As Libya re-engages with the global economy, thousands of Libyans who lived and were educated overseas are returning to find their plans frustrated by those who stayed in the country and are unfamiliar with the concept of private enterprise.

“The [Libyan] mentality and mindset is not ready to take these opportunities,” says one government official who is frustrated with the speed of privatisation in the country. “In Tunisia, millions would respond [to advertising]. Here, maybe only 10 per cent of that figure would respond.”

Two bodies, the National Economic Development Board (NEDB), which acts as the technical advisory arm of the General People’s Committee, and the Privatisation & Investment Board (PIB), which reports to the General Public Committee for Industry, Economy & Trade, are spearheading the privatisation programme and trying to change these attitudes.

The NEDB oversees a national programme for small and medium-sized businesses and, since starting operations in April, has helped entrepreneurs in Tripoli, Benghazi and Sebha set up and finance their own companies. In less than five months, the scheme has received applications for about 500 projects. The body’s loan guarantee fund will also help to underwrite new companies’ loans.

The PIB’s job is to increase the role of the private sector in Libya’s economic development by attracting both foreign and domestic capital, in particular companies who can transfer their technology and management skills.

Mahmoud al-Ftise, secretary of the PIB, says the board is working in parallel with the CBL to ensure banking sector reforms help investors -for example, by speeding up payment systems.

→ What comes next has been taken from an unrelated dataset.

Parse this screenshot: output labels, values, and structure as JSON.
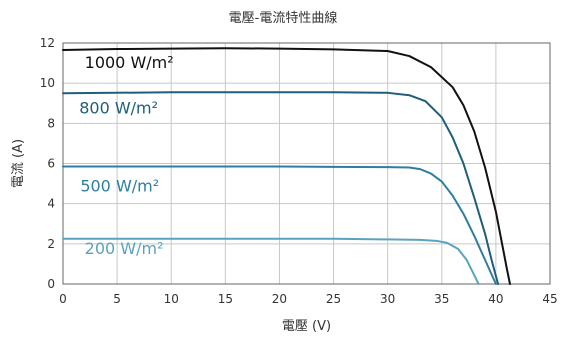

Currently, foreign investors in Libya are advised there can be a six-month delay in being paid by clients.

In further efforts to promote inward investment, Al-Ftise’s team is developing an investment map of Libya, showing opportunities available across the country. In July, the PIB set up a 10-man marketing and promotion team to promote Libya to investors, especially in Europe, the Gulf and the US.

“We are trying to brand Libya beyond its borders as an oasis of security and peace” says Al-Ftise.

Since 2000, the PIB has privatised 100 companies and a further 118 are being prepared for privatisation, including 57 industrial projects, 29 tourism projects and 15 in the services sector. On top of these, a further 117 have received initial approval to go ahead, including 44 industrial schemes and 48 tourism projects. Al-Ftise says he would be happy to have privatised 200 projects in total by 2012.

While the PIB can put potential investors in touch with relevant companies, private investors still need local banks to lend them money to support their business. The Libyan Credit Information Centre, the country’s first credit bureau, which was set up in March by the CBL, is trying to encourage this by creating credit risk profiles for domestic companies. Once Libya’s banks have installed IT systems to link all their branches, the bureau plans to provide data reports for individuals too.

But encouraging the growth of the credit market is not simply a case of providing banks with more information about prospective customers. A major part of the credit bureau’s job will be to educate a generation of Libyans. The country is still largely a cash-based society and has no recent history of commercial lending on a significant scale.

Setting up new institutions such as the credit bureau will be crucial in establishing greater trust in Libya’s business environment. The current lack of centralised information is a major obstacle to the development of Libya’s private sector, and consequently its economy.

While Libyans wait for the country’s banking and credit system to develop and start lending to individuals and businesses on a significant scale, government-backed schemes will continue to be the main drivers of economic growth.

But the consensus among Libya’s business community is that the economic reforms should soon start to produce results. “Things are really moving in Libya now,” says one foreign contractor in Tripoli. “The reforms have gathered a momentum of their own that means they will come through the bottleneck. The rest of this year will be crucial.”